新聞のスクラップをまとめた雑誌は新聞社に著作権料を支払っているでしょうが、その新聞社が**研究所が無料で公開した**調査報告を記事にする際、お金を払うか? 当然、払いません。でもその新聞記事は有料で売られる。おかしい、と思います? 調査報告から面白そうな部分を抜き出して紹介する手間暇に対価を払ってもいいと私は考えますが、怒る人は怒るのかな。

2.

ここでは、日本の個人サイトとしてトップクラスのところでもアフィリエイト収入は月30万円程度ではないかと結論付けているのだけれども、その数字を2倍にしても3倍にしても、ウェブって本当に儲からない世界だな、と思う。紙媒体で1日10万部以上出るなら小新聞社として胸を張れる数字で、ビルだって建つのに。

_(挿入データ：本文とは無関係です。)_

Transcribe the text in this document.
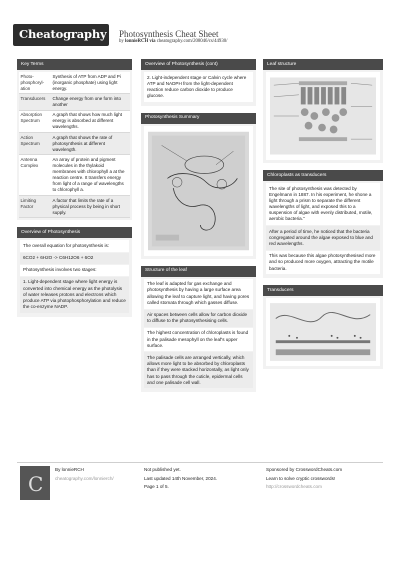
Cheatography Photosynthesis Cheat Sheet
by lonnieRCH via cheatography.com/208046/cs/44930/
Key Terms
Photophosphorylation	Synthesis of ATP from ADP and Pi (inorganic phosphate) using light energy.
Transducers	Change energy from one form into another
Absorption Spectrum	A graph that shows how much light energy is absorbed at different wavelengths.
Action Spectrum	A graph that shows the rate of photosynthesis at different wavelength.
Antenna Complex	An array of protein and pigment molecules in the thylakoid membranes with chlorophyll a at the reaction centre. It transfers energy from light of a range of wavelengths to chlorophyll a.
Limiting Factor	A factor that limits the rate of a physical process by being in short supply.
Overview of Photosynthesis
The overall equation for photosynthesis is:
6CO2 + 6H2O -> C6H12O6 + 6O2
Photosynthesis involves two stages:
1. Light-dependent stage where light energy is converted into chemical energy as the photolysis of water releases protons and electrons which produce ATP via photophosphorylation and reduce the co-enzyme NADP.
Overview of Photosynthesis (cont)
2. Light-independent stage or Calvin cycle where ATP and NADPH from the light-dependent reaction reduce carbon dioxide to produce glucose.
Photosynthesis Summary
Structure of the leaf
The leaf is adapted for gas exchange and photosynthesis by having a large surface area allowing the leaf to capture light, and having pores called stomata through which gasses diffuse.
Air spaces between cells allow for carbon dioxide to diffuse to the photosynthesising cells.
The highest concentration of chloroplasts is found in the palisade mesophyll on the leaf's upper surface.
The palisade cells are arranged vertically, which allows more light to be absorbed by chloroplasts than if they were stacked horizontally, as light only has to pass through the cuticle, epidermal cells and one palisade cell wall.
Leaf structure
Chloroplasts as transducers
The site of photosynthesis was detected by Engelmann in 1887. In his experiment, he shone a light through a prism to separate the different wavelengths of light, and exposed this to a suspension of algae with evenly distributed, motile, aerobic bacteria."
After a period of time, he noticed that the bacteria congregated around the algae exposed to blue and red wavelengths.
This was because this algae photosynthesised more and so produced more oxygen, attracting the motile bacteria.
Transducers
C
By lonnieRCH
cheatography.com/lonnierch/
Not published yet.
Last updated 14th November, 2024.
Page 1 of 5.
Sponsored by CrosswordCheats.com
Learn to solve cryptic crosswords!
http://crosswordcheats.com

id:rhizome さんのコメントのまネコの頃からっつーよりノリで全共闘に参加してた頃からワカモノは全然変わってないってことですよにけっこう同感。ま、当時もノンポリが真の多数派だったのだし。

それにしても、転載に怒っているサイトだけに、転載条件が厳しい。でも管理人が原本の書き込みをした人から転載の許可を得ているかというと……? ここでも明文化されたルールではなく多数派の空気が世界を動かしているわけです。

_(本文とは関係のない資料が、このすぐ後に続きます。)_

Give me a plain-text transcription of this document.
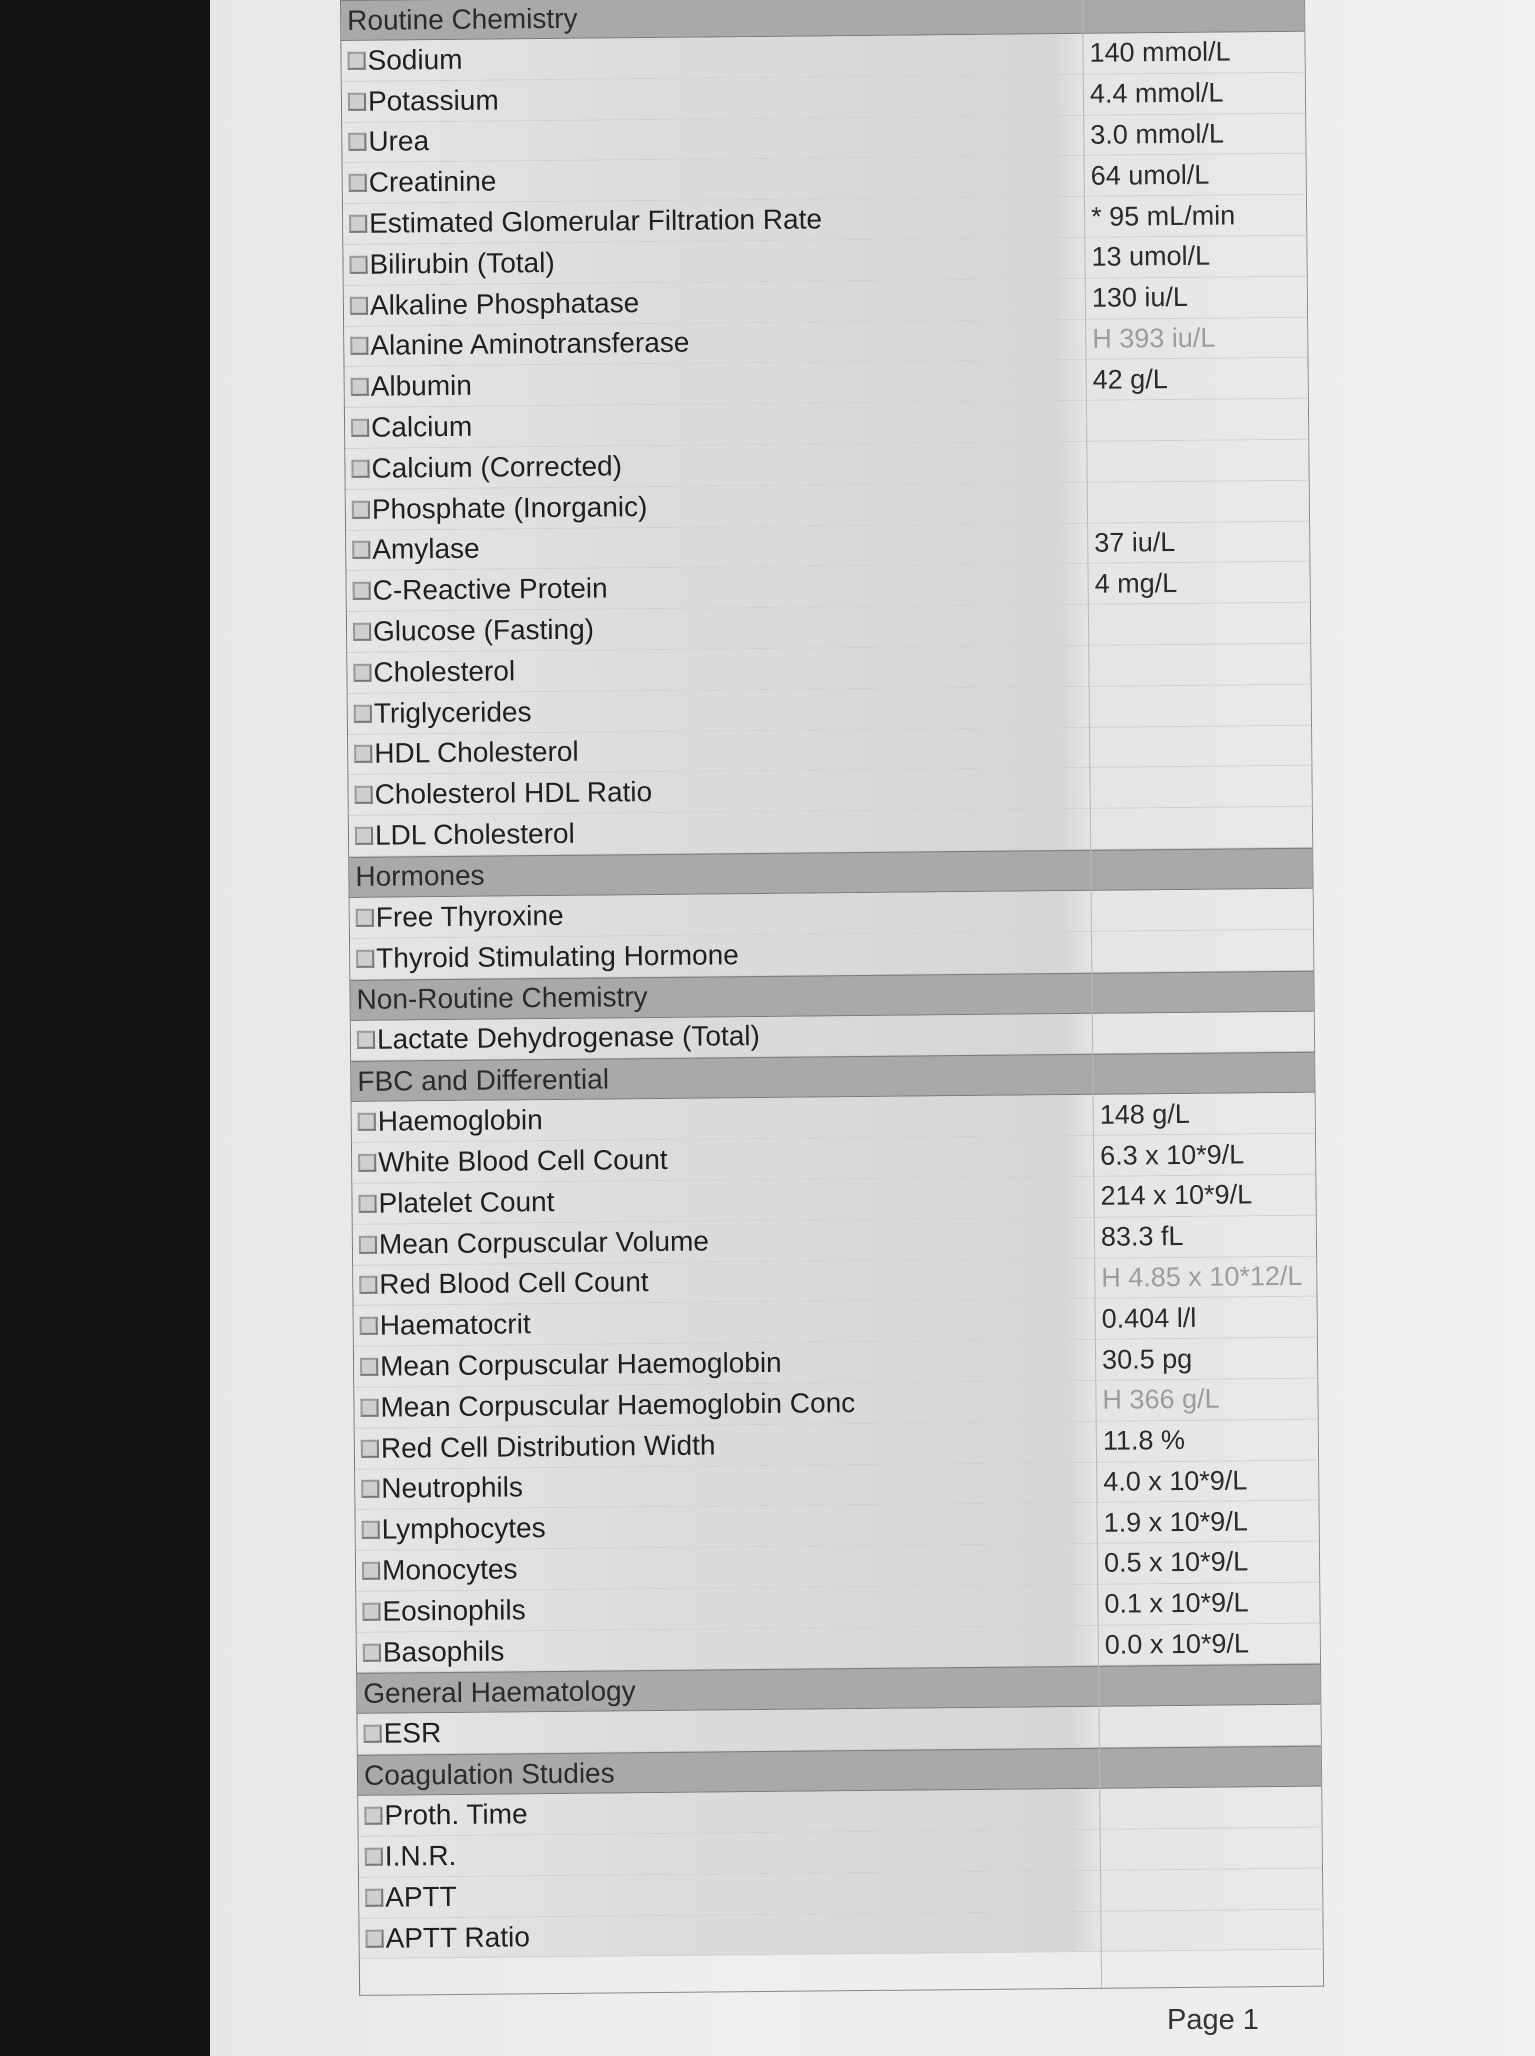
Routine Chemistry
Sodium	140 mmol/L
Potassium	4.4 mmol/L
Urea	3.0 mmol/L
Creatinine	64 umol/L
Estimated Glomerular Filtration Rate	* 95 mL/min
Bilirubin (Total)	13 umol/L
Alkaline Phosphatase	130 iu/L
Alanine Aminotransferase	H 393 iu/L
Albumin	42 g/L
Calcium
Calcium (Corrected)
Phosphate (Inorganic)
Amylase	37 iu/L
C-Reactive Protein	4 mg/L
Glucose (Fasting)
Cholesterol
Triglycerides
HDL Cholesterol
Cholesterol HDL Ratio
LDL Cholesterol
Hormones
Free Thyroxine
Thyroid Stimulating Hormone
Non-Routine Chemistry
Lactate Dehydrogenase (Total)
FBC and Differential
Haemoglobin	148 g/L
White Blood Cell Count	6.3 x 10*9/L
Platelet Count	214 x 10*9/L
Mean Corpuscular Volume	83.3 fL
Red Blood Cell Count	H 4.85 x 10*12/L
Haematocrit	0.404 l/l
Mean Corpuscular Haemoglobin	30.5 pg
Mean Corpuscular Haemoglobin Conc	H 366 g/L
Red Cell Distribution Width	11.8 %
Neutrophils	4.0 x 10*9/L
Lymphocytes	1.9 x 10*9/L
Monocytes	0.5 x 10*9/L
Eosinophils	0.1 x 10*9/L
Basophils	0.0 x 10*9/L
General Haematology
ESR
Coagulation Studies
Proth. Time
I.N.R.
APTT
APTT Ratio
Page 1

ところで、whois 情報はドメイン管理者に連絡を取ってネットワーク上の問題を解決するためのもの。検索エンジンに引っかかるような場所に情報を転載して、大勢が無目的に参照できるようにするのはおかしい。……と小倉秀夫さんが説明してもみな聞く耳を持たないようなので、落合洋司さんら他の弁護士の方も折を見て啓蒙活動をしていただけないかなあ。

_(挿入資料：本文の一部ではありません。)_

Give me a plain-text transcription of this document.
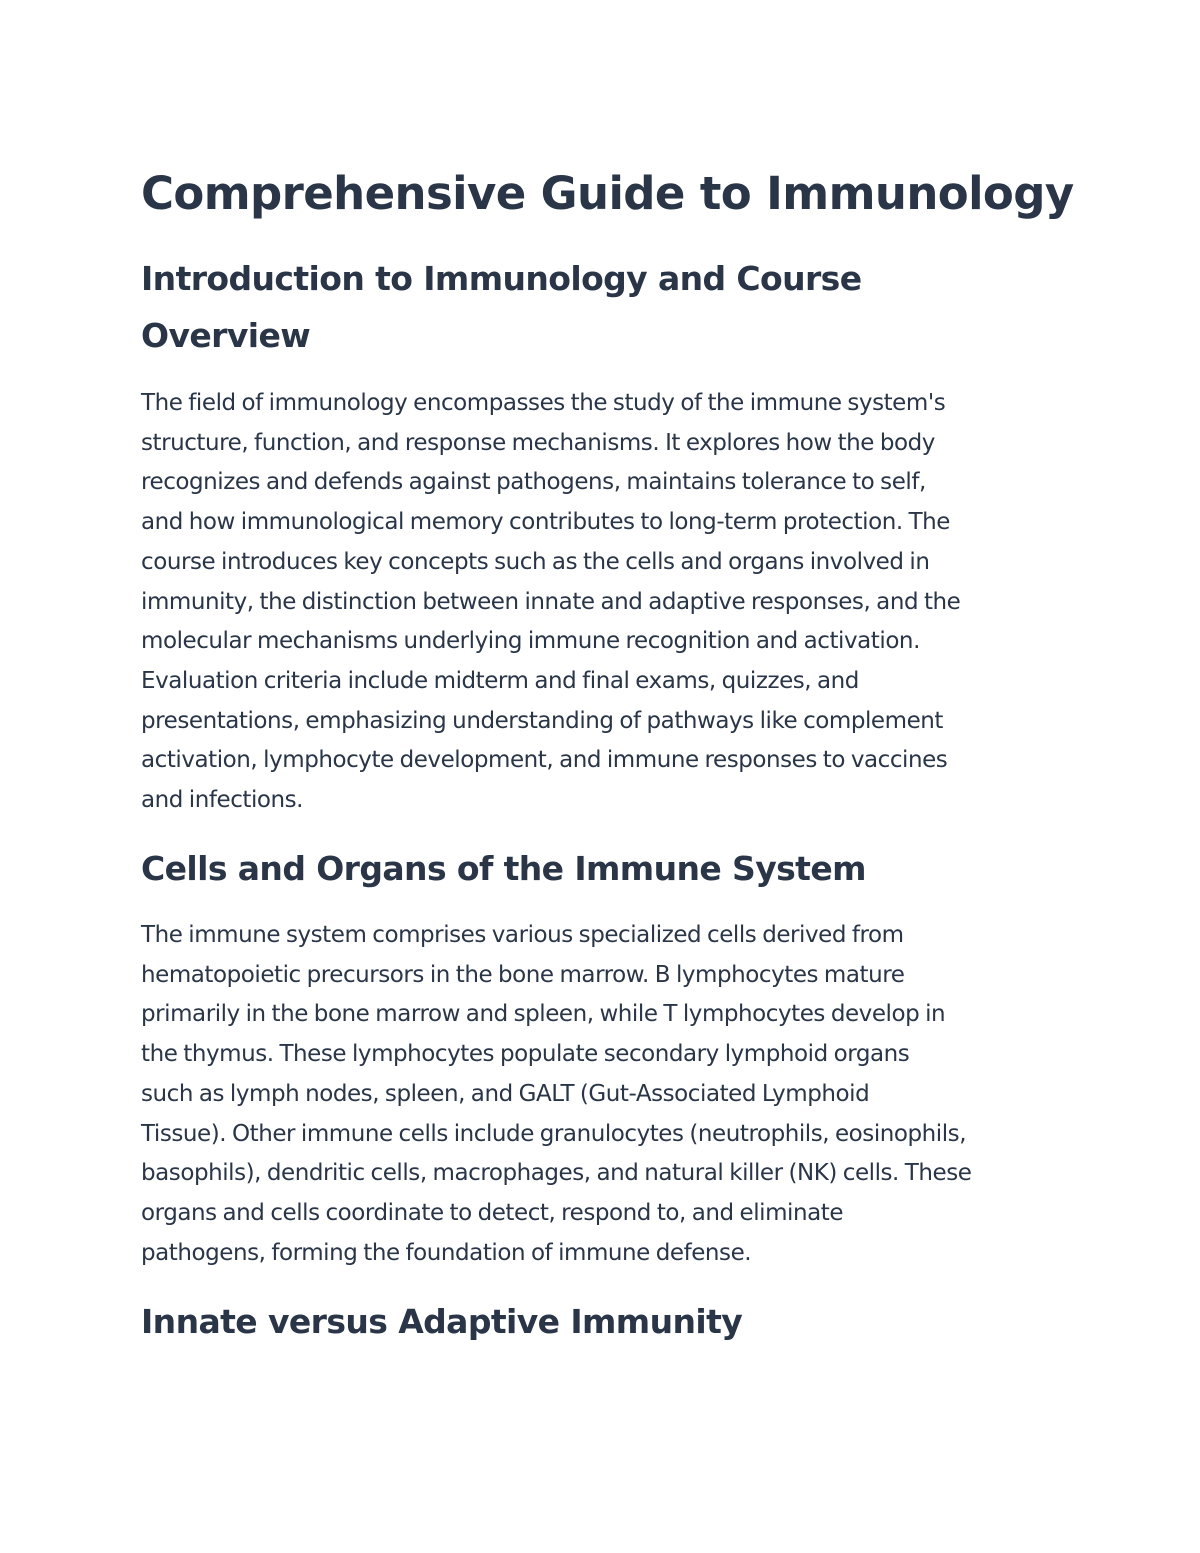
Comprehensive Guide to Immunology
Introduction to Immunology and Course
Overview

The field of immunology encompasses the study of the immune system's
structure, function, and response mechanisms. It explores how the body
recognizes and defends against pathogens, maintains tolerance to self,
and how immunological memory contributes to long-term protection. The
course introduces key concepts such as the cells and organs involved in
immunity, the distinction between innate and adaptive responses, and the
molecular mechanisms underlying immune recognition and activation.
Evaluation criteria include midterm and final exams, quizzes, and
presentations, emphasizing understanding of pathways like complement
activation, lymphocyte development, and immune responses to vaccines
and infections.

Cells and Organs of the Immune System

The immune system comprises various specialized cells derived from
hematopoietic precursors in the bone marrow. B lymphocytes mature
primarily in the bone marrow and spleen, while T lymphocytes develop in
the thymus. These lymphocytes populate secondary lymphoid organs
such as lymph nodes, spleen, and GALT (Gut-Associated Lymphoid
Tissue). Other immune cells include granulocytes (neutrophils, eosinophils,
basophils), dendritic cells, macrophages, and natural killer (NK) cells. These
organs and cells coordinate to detect, respond to, and eliminate
pathogens, forming the foundation of immune defense.

Innate versus Adaptive Immunity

もうひとつ、のまネコのときもそうだったけれど、いろんな人が怒っているので、その主張は一様じゃない。金儲けは批判の手段に過ぎず、VIPPER の悪口を書いたのがいけないんだとか、そういう人もいますな。だったら何なんだろね。悪口を書いていないのに攻撃されている人のことは見て見ぬふりのようですし。

私がいいたいのは「需要あるところに供給あり」といった話。VIPPER の不愉快は、わからないではない。ただね、「不愉快だから潰そうぜ」なんてのは、つまらないですよ。まんま自分に跳ね返ってくる。2ちゃんねる自体、中間情報産業という側面を持っていますし、大勢の我慢を前提に成り立っているわけで……。あー、お節介ですよね。恩着せがましくてすみません。

3.

アフィリエイトやってる VIP 系まとめサイトが全滅しても、どうってことないはず。金儲けが非難を集めるなら、アフィなしのまとめサイトが登場するだけ。「スレの杜」の時代に戻るわけ。あるいは、2ちゃんねる管理人の西村博之さんへ利益還元が行われる結末もありうる。映画版「痴漢男」は西村さんを企画段階から参加させた結果(?)書籍版の騒動は再現されませんでした。

痴漢男 電車男

映画版「痴漢男」は映画版「電車男」よりもリアルな感じ。「電車男」のようなヒネリ(気づかない人は気づかないと思います)もなく、素直な作りです。ただまあ、逆にいって「リアル」のどうしようもなさってのがまんま出ちゃってるので、万人受けするような作品ではないです。